Individuals in this small group of dolphins for several minutes will search to find cone-shaped sea sponges that are shaped for the task. The behavior is named “sponging,” and it’s a hunting behavior that is transmitted from mother to calves.

Dolphins tear down the pieces of sponge with their mouths; a dolphin can probe for nutritious bottom-dwelling fish that hide among stones and broken coral. The sponge covers the dolphin’s snout-like mouth guard, keeping the animal’s beak safe from rocky edges.

8. They’re highly creative

Dolphins aren’t just sleek, strong swimmers but they have got pretty hefty brains too. it is said that dolphins are masters of their habitats. Both humans and dolphins have “adapted almost perfectly to the world we live in.”

We’ve observed dolphins involving in a variety of behaviors patterns from exchanging contacts to chasing each other to vocalize and to create bubble bursts. They produce behaviors singly or together, by themselves or with peers.

9. Dolphins work together as a team

In addition to communicating with names, dolphins may also work together as a team, a capability previously thought to be unique to humans.

Research conducted in 2018 suggests that dolphins were also successfully able to synchronize their actions to solve a cooperation task and they also received a reward for it. The test involved getting a pair of dolphins to press two autonomous underwater buttons at the same time. Once the dolphins discovered that the task was cooperative, they succeeded.

10. They qualify as “non-human persons”

Those dolphins can recognize themselves in front of a mirror could be a sure sign of self-awareness and one that the majority of the other animals fail at. They’re also fully alert of their body parts and know exactly who’s in charge of their movement and this is something even human babies are unable to understand. They even associate their pectoral fins with humans’ arms and their tails with human legs, waving or raising them to mirror whatever their trainers are doing.

They’re sentient, they carry emotions, and they also exhibit self-control, and treat others in a more or less ethical manner which certainly is better than what humans do. For what it’s worth, they also seem to understand death, appearing to mourn their dead by supporting carcasses at the water’s surface for upwards of half an hour.

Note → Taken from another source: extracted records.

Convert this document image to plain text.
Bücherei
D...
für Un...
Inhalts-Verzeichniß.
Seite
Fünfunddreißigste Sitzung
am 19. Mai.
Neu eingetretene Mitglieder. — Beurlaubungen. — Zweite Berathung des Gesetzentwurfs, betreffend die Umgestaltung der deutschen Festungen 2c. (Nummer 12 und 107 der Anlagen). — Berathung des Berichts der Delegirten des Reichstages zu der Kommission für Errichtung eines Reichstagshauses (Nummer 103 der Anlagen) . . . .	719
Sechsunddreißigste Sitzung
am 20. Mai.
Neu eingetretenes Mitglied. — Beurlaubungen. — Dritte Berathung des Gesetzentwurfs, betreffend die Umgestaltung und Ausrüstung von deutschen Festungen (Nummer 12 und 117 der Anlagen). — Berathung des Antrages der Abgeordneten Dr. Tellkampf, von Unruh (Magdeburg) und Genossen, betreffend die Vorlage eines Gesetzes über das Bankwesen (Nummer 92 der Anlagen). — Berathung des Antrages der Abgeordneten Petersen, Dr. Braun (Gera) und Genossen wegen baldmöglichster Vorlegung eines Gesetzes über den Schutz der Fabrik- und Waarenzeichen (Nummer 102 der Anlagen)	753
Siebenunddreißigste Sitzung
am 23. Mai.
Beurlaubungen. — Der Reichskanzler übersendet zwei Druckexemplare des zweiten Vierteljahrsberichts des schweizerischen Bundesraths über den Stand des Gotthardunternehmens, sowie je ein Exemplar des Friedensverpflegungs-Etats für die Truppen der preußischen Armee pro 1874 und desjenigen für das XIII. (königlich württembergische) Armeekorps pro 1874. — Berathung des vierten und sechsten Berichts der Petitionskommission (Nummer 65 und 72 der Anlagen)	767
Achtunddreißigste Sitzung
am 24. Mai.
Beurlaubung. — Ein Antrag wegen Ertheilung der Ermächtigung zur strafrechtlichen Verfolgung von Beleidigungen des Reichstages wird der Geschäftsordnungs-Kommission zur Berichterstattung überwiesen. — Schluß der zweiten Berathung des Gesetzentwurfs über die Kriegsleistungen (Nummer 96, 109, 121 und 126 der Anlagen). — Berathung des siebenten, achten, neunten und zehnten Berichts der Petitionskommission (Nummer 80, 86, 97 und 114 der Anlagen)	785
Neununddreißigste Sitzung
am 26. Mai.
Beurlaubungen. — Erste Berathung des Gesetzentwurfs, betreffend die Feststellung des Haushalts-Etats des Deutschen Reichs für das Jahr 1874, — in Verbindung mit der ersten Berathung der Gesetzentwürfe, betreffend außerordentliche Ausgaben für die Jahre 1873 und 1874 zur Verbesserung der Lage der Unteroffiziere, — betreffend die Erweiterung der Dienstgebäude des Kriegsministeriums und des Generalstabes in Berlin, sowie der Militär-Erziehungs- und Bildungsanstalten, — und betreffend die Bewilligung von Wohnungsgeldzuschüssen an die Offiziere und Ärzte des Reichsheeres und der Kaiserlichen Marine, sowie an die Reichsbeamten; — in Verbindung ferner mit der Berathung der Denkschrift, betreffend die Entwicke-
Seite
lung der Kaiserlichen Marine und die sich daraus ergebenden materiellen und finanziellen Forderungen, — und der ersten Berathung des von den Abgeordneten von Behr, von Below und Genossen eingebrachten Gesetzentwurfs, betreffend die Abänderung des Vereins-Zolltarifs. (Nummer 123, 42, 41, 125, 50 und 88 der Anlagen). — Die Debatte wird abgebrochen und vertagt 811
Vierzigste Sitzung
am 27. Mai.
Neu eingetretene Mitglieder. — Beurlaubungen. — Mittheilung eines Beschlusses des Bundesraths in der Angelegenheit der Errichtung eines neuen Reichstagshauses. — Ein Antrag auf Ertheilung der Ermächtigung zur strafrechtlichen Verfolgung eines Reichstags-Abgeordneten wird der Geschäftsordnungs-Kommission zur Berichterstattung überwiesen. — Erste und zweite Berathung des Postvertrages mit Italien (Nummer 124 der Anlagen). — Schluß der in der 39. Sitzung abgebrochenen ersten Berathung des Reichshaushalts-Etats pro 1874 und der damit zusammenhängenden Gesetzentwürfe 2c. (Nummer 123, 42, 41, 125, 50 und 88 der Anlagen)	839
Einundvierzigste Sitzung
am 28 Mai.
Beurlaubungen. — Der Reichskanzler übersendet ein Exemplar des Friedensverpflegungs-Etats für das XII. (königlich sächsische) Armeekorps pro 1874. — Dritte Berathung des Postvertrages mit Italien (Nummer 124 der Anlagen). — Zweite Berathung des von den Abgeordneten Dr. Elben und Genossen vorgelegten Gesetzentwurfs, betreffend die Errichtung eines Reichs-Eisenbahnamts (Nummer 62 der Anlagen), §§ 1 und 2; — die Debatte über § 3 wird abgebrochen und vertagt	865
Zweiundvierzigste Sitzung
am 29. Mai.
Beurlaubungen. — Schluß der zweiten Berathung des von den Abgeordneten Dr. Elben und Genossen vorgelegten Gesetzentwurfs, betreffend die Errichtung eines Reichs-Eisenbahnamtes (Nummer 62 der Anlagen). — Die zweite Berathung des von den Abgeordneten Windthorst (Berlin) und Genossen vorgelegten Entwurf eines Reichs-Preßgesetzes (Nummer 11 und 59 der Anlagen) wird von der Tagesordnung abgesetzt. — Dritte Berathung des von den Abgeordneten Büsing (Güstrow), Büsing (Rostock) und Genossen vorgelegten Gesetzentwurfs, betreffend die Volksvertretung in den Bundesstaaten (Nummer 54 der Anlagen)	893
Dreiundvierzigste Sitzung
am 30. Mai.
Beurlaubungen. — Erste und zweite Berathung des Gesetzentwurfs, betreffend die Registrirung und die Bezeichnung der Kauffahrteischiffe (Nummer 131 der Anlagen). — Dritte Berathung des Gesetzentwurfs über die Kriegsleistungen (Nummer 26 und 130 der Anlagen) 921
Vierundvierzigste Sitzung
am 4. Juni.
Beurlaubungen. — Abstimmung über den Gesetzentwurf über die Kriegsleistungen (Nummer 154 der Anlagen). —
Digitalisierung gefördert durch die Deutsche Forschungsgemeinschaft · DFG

Not only do the dolphins fulfill every criterion for person-hood, but they also include individual personalities. One study found dolphins’ personalities not only vary in case of openness to experience, conscientiousness, extroversion, agreeableness, and neuroticism but also they remain stable over time. In other words, dolphins are just people who live in the ocean or sea, which further raises a very serious question about keeping them in tanks.

Conclusion

It might go too far if one says that the dolphins are as intelligent (or more intelligent) than humans. But to say they’re the second most intelligent species after humans may not be going that far enough. As the dolphins and other aquatic mammals are all intelligent in their simplest and complicated ways. And on that basis alone we should treat them as our evolutionary equals.

Thus, to sum up, their agility and playful behaviour in the wildlife of all the oceans in the world makes them unique. That makes them very interesting animals because of all the characters that they have that people would have never known about. Dolphins are by far the most intelligent marine mammals in the ocean.